Она любила секреты, и вот ей пришло в голову приспособить каменное дупло для обмена пылкими записками, — должно быть, это случилось в то время, когда мы проходили на уроке литературы повесть "Дубровский". Но это было потом, а пока мы просто целовались на нашем чердаке, вдали от чужих глаз — друг к другу руками не притрагиваясь, а лишь вытягивая шеи, пока губы не соединялись.

И до чего же славно бывало потом выбираться на волю через узкое окошко чердачного выхода, забранное решетчатыми ставнями, тонко насекавшими пыльный свет жаркого дня и отсылавшими эти ярко пламенеющие штрихи в серый от пыли чердачный сумрак... На воле теплый ветер до блеска полировал желтый от зноя воздух, жесть кровли питала ровным теплом распластанные на ней маленькие тела, и мы, дети, лежали, забросив руки за голову, смотрели в латунное от зноя небо. Окружающий мир напоминал о себе запахами тополя, пыльного асфальта и борща, поспевающего на одной из коммунальных кухонь. А девочка частенько пропадала куда-то, воспользовавшись моей дремой, ускользала, и я в испуге распахивал глаза, ослепленные солнцем, и тревожно радовался, обнаружив ее на самом краю крыши.

Она стояла, взлетев на цыпочки, широко раскинув тонкие руки в стороны и забросив назад голову, и я пугался всякий раз — ведь она запросто могла упасть вниз, подхваченная порывом ветра, — но не решался окликнуть ее. Потом она сказала: "Мне вдруг показалось, что я умею летать, разве с тобой такого не бывало?" Со мной бывало — во сне, — но я почему-то не хотел в этом признаваться.

— Господи, да что с тобой? — испуганно выкрикнула она на том конце провода.

Я мотнул головой, приходя в себя, — возможно, благодаря ее живому дыханию, которое по-прежнему достигало моей щеки.

— Расскажи.

— Мне надо выпить.

— Хорошо. Выпей, милый, выпей. Говорят, водка помогает одолеть тяжесть в душе... Или не так? Я не знаю, ведь почти не пью. Но у меня есть в холодильнике немного водки, подожди, я составлю тебе компанию, пить в одиночку нехорошо.

Я сходил на кухню, достал из холодильника бутылку водки, плеснул себе в стакан, выглянул в окно.

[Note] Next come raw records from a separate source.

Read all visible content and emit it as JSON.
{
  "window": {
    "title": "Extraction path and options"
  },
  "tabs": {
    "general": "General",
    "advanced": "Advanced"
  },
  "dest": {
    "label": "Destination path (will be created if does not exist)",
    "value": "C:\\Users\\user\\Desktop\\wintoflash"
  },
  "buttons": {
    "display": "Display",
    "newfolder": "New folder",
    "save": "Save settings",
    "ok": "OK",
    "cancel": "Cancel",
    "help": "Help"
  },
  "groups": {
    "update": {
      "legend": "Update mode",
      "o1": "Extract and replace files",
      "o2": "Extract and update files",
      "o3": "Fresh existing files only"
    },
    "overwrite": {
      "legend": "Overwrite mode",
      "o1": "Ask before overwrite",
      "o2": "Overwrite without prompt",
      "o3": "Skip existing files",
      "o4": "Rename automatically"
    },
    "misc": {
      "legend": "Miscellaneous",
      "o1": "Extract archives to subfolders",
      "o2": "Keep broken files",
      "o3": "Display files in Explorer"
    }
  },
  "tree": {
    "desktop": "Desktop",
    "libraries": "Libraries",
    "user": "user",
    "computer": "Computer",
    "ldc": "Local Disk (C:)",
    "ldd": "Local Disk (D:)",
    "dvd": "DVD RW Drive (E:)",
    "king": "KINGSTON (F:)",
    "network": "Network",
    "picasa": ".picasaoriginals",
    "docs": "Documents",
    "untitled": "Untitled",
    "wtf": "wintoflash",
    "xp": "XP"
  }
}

— А за что мы выпьем? — спросила она. — Хотя нет... Когда плохо, нельзя пить за что-то. Надо просто пить... Давай сделаем так: ты стой на месте, я подойду сзади, обниму тебя, потрусь щекой о твою левую лопатку — там, где отозвался тупой толчок внезапной сердечной боли... Ну как, легче? Вот и хорошо. А теперь выпей. И я тоже... — Я слышал, как она пьет, неловко, мелкими глотками, и задыхается, хватая ошпаренным ртом воздух.

— У них была машина, — вдруг вспомнил я. — "Победа".

— У кого? — прошептала она.

У родителей той девочки, пояснил я. Мне Модест рассказывал — девочка приходилась ему племянницей, она жила с родителями в Ленинграде, и вот как-то они поехали на дачу на своей старой "Победе". И на них налетел грузовик... Родителей до больницы не довезли, а она, спавшая на заднем сиденье, отделалась легкими ушибами. Модест забрал ее к себе — в Питере родных у нее не осталось.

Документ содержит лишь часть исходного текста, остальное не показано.